International Women’s Day: A History

International Women’s Day (8 March) was originally a socialist holiday established in 1911 by the Marxist Socialist International and is celebrated by women’s groups around the world. In many countries, it is a national holiday and has recently been officially recognised by the United Nations.

By Peg Rapp and Susan Pashkoff.

However, up until the 1970′s, with the advent of a new women’s movement, the radical working class roots of IWD had been practically forgotten. Due to its socialist leaning, it was excised from the United States memory, much as Labor Day replaced May Day, except in small immigrant enclaves or radical union groups. In Europe and the rest of the world, it continued to be widely celebrated, but tended to honour women in name only, mostly with flowers or by simply putting a woman’s face on a male agenda. IWD, in fact, was the culmination of a century of women working in the labour, feminist, socialist, and anti-slavery and segregation movements to bring together the common interests of the working class and women’s rights advocates.

Four major trends led to the establishment of IWD. The first was a revolutionary fervour in Europe and the United States toward socialism, democratization and the vote. In Europe it was exemplified by a movement for working class men without property seeking the vote to further a socialist government, paralleled by a movement for middle class women to get the vote. This situation was mirrored in the United States by the struggle to gain the vote for black men and white women. The contradictions between these two types of suffrage movements were evident (should we fight for the non-propertied or black men to get the vote, even if women were excluded?). The solution, of course, was to get the vote for both groups. Clara Zetkin was among the early socialists to see working class women as the driving force towards universal suffrage (everyone gets the vote independent of property qualifications to which it had been historically tied) since they bridged the divide, yet retain the principle of a revolutionary socialist agenda.

Labour and women

It was Clara Zetkin who advocated for the merging of the working class socialist movement and women’s movement through the establishment of International Women’s Day as a way to forward the goals of both labour and women. The first clear victories in which the leadership of working class women following the establishment of IWD were the organization of the textile workers and women’s suffrage in the United States and the Russian Revolution in 1917 which began with a massive strike by women textile workers in Petrograd (St. Petersburg) on International Women’s Day against both the orders of the Unions and left-wing political parties. The strikes lit the match of a country on the verge; they doubled in size to 200,000 workers and over the next few days, 66,000 men of the local army garrison joined forces with the strikers. The February Russian revolution began and the Tsar was forced to abdicate.

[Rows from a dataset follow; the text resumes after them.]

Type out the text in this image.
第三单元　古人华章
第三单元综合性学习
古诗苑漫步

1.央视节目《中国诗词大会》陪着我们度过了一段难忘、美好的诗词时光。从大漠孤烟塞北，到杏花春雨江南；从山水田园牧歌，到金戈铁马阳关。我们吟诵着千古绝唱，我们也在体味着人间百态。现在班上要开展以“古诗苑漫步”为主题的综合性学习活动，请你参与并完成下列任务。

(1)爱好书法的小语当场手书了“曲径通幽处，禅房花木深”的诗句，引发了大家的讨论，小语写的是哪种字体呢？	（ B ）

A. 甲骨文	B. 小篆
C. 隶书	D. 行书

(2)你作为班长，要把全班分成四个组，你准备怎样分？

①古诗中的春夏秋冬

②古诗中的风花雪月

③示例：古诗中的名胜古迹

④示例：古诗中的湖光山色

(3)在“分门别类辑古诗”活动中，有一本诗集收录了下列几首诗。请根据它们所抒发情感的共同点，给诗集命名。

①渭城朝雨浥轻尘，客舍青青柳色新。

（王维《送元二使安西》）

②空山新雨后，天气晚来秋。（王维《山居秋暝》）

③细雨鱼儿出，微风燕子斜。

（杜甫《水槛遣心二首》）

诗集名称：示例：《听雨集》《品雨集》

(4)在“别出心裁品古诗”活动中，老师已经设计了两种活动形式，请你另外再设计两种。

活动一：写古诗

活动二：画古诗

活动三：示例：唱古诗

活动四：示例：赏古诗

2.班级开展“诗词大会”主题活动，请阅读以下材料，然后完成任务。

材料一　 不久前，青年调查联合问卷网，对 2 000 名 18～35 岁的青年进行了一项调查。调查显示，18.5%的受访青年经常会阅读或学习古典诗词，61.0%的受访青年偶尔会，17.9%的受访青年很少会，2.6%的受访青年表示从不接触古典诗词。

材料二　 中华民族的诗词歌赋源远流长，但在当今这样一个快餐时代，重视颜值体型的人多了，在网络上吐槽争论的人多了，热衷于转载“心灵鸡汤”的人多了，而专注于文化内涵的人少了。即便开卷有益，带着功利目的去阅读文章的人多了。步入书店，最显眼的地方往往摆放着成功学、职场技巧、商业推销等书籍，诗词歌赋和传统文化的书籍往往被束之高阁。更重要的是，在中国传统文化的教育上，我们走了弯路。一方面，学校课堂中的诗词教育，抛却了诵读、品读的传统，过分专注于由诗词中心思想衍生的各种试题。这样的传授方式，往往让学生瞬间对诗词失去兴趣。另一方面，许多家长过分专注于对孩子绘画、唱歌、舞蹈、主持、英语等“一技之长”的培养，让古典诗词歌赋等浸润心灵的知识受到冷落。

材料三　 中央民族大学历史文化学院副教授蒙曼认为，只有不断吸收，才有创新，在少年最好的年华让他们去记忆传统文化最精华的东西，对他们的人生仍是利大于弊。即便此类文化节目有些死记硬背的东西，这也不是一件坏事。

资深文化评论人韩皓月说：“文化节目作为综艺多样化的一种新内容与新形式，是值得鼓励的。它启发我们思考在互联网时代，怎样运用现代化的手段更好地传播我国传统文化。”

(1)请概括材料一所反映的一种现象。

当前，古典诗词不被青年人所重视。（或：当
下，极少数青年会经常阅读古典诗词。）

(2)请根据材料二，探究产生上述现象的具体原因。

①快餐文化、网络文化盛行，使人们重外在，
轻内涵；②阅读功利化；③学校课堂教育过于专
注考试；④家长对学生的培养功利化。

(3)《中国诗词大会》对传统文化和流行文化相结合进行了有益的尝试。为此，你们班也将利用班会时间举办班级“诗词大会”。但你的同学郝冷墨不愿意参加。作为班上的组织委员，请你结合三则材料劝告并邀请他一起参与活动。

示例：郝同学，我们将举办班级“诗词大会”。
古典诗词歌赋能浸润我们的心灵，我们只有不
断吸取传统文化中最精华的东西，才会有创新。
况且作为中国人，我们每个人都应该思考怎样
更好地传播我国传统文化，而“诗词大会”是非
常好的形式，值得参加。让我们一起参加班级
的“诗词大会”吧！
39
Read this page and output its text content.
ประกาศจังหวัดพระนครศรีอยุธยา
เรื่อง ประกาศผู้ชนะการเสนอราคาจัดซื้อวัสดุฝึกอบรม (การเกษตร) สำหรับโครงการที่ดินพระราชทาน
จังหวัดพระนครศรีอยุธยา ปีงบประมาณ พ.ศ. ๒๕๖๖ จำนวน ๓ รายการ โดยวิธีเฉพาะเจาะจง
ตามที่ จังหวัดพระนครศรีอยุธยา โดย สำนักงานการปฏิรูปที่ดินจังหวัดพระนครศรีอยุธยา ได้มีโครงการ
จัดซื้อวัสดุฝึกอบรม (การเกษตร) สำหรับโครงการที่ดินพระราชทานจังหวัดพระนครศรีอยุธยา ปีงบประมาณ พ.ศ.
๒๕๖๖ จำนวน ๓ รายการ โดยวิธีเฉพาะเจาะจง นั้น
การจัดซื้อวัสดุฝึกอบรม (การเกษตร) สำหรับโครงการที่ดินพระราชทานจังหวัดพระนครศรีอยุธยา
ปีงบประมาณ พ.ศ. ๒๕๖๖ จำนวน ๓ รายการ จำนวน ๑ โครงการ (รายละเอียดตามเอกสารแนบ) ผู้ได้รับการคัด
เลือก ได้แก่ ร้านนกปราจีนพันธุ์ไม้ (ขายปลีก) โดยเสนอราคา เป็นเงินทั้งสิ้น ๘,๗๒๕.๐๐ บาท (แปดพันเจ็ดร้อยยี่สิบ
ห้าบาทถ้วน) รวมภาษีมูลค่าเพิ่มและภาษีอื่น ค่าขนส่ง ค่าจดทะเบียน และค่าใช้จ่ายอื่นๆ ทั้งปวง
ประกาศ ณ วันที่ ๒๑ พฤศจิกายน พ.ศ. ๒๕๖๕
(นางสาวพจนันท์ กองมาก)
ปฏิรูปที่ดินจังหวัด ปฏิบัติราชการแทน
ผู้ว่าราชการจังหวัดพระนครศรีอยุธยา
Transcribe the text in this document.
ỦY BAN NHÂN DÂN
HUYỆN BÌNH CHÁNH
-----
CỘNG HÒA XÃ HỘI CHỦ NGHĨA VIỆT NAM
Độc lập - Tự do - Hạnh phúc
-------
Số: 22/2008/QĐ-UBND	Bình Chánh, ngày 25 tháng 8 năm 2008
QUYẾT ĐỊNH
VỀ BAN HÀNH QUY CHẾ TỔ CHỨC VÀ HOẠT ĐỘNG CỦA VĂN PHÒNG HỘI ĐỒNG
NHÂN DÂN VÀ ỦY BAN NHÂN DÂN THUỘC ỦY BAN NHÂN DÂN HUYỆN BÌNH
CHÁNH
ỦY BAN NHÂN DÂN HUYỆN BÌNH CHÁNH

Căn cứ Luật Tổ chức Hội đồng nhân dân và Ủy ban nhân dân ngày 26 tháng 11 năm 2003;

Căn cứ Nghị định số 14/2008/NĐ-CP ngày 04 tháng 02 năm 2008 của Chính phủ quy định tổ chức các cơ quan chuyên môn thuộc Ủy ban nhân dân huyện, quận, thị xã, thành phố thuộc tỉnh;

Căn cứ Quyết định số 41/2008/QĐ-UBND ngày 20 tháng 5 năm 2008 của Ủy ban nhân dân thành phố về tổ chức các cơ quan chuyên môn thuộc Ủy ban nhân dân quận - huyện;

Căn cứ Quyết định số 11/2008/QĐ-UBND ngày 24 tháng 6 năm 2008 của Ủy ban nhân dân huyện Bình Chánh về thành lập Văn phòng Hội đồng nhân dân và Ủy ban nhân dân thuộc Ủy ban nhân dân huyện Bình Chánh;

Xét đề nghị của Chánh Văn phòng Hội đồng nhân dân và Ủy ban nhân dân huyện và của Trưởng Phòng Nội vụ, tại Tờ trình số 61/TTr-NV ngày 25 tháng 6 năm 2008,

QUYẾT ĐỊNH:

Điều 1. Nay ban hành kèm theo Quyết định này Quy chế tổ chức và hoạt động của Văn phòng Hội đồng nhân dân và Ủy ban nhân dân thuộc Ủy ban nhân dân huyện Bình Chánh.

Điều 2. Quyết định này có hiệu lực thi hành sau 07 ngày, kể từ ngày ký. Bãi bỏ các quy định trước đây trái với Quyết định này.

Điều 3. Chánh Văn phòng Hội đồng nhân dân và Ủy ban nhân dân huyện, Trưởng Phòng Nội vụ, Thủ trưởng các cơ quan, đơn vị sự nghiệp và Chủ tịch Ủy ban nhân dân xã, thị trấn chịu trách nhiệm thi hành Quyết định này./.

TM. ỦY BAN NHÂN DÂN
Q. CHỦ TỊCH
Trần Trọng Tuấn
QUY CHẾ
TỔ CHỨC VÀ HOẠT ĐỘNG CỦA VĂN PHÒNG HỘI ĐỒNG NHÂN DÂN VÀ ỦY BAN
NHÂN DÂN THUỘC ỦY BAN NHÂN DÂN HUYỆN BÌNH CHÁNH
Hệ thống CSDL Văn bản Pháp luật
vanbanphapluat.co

The second important factor was the increased numbers of women in the labour movement, particularly in the textile industry, as more and more women were pulled into factories and out of homes with the rise of industrial capitalism. Their struggle to free themselves from the patriarchal home and obtain decent work conditions in the marketplace instead of being viewed as cheap labour is exemplified in the call for both “bread and roses.” The textile strikes beginning in 1857 and the massive strikes between 1908 and 1915 were the activist expression of women’s struggle for power. This was especially true after the horror of the Triangle Shirtwaist factory strike where mostly women workers, but also children and a few men were killed in a in a sweatshop fire.

While initially the feminist movement focused on human rights issues for women such as suffrage, many of the women felt allied to working class struggles for decent wages and rights and took up the call that freedom and equality for one group meant freedom and equality for all.

While the anti-slavery movement seems distinct, the end of slavery pushed all workers, black and white into the same labour struggle as wage labourers. Once this occurred, it was up to antiracist groups to fight for equality within the labour movement. This, of course, always raised the question of equality for the other major group excluded from equality in the labour force — women.

These movements, occurring in a short period between the end of the civil war and the end of WW1, provided the activist and theoretical base to try to unite diverse groups into the revolutionary struggle. The formation of IWD was an explicit effort to unite the interests and theories of women and male labour (including workers of colour that was implied in the socialist agenda) under a Revolutionary Socialist agenda in support of universal suffrage and economic equality.

The following excerpts are just a sampling of some of the actions and words of some prominent working women and movements.

First wave of feminism

We need to go back to the rise of the post-Civil War labour movement and the first wave of feminism to see the inevitable class contradictions that arose between women of the bourgeoisie and women of the working class. The differences in approach are obvious when we look at the issues. Bourgeois women advocating women’s suffrage linked it to property qualifications and argued that women as a group should be enfranchised without looking at how this left blacks and many propertyless workers without the vote. The birth control movement also wound up linking to eugenics groups that were aligned to repugnant issues targeting the poor and people of colour.

To win equality for all people, women of the left argued that the economic and social exploitation endemic to the capitalist system be eliminated by the triumph of socialism. While suffrage and access to birth control were clearly important reform issues, they would not in and of itself enable all women’s, or for that matter, all people’s equality. . However when reformist men chose to limit their call for the vote to blacks and propertyless working men –forgetting that this still excluded women–the dynamics shifted and the call for socialists to specifically include women in their demand for the vote was born.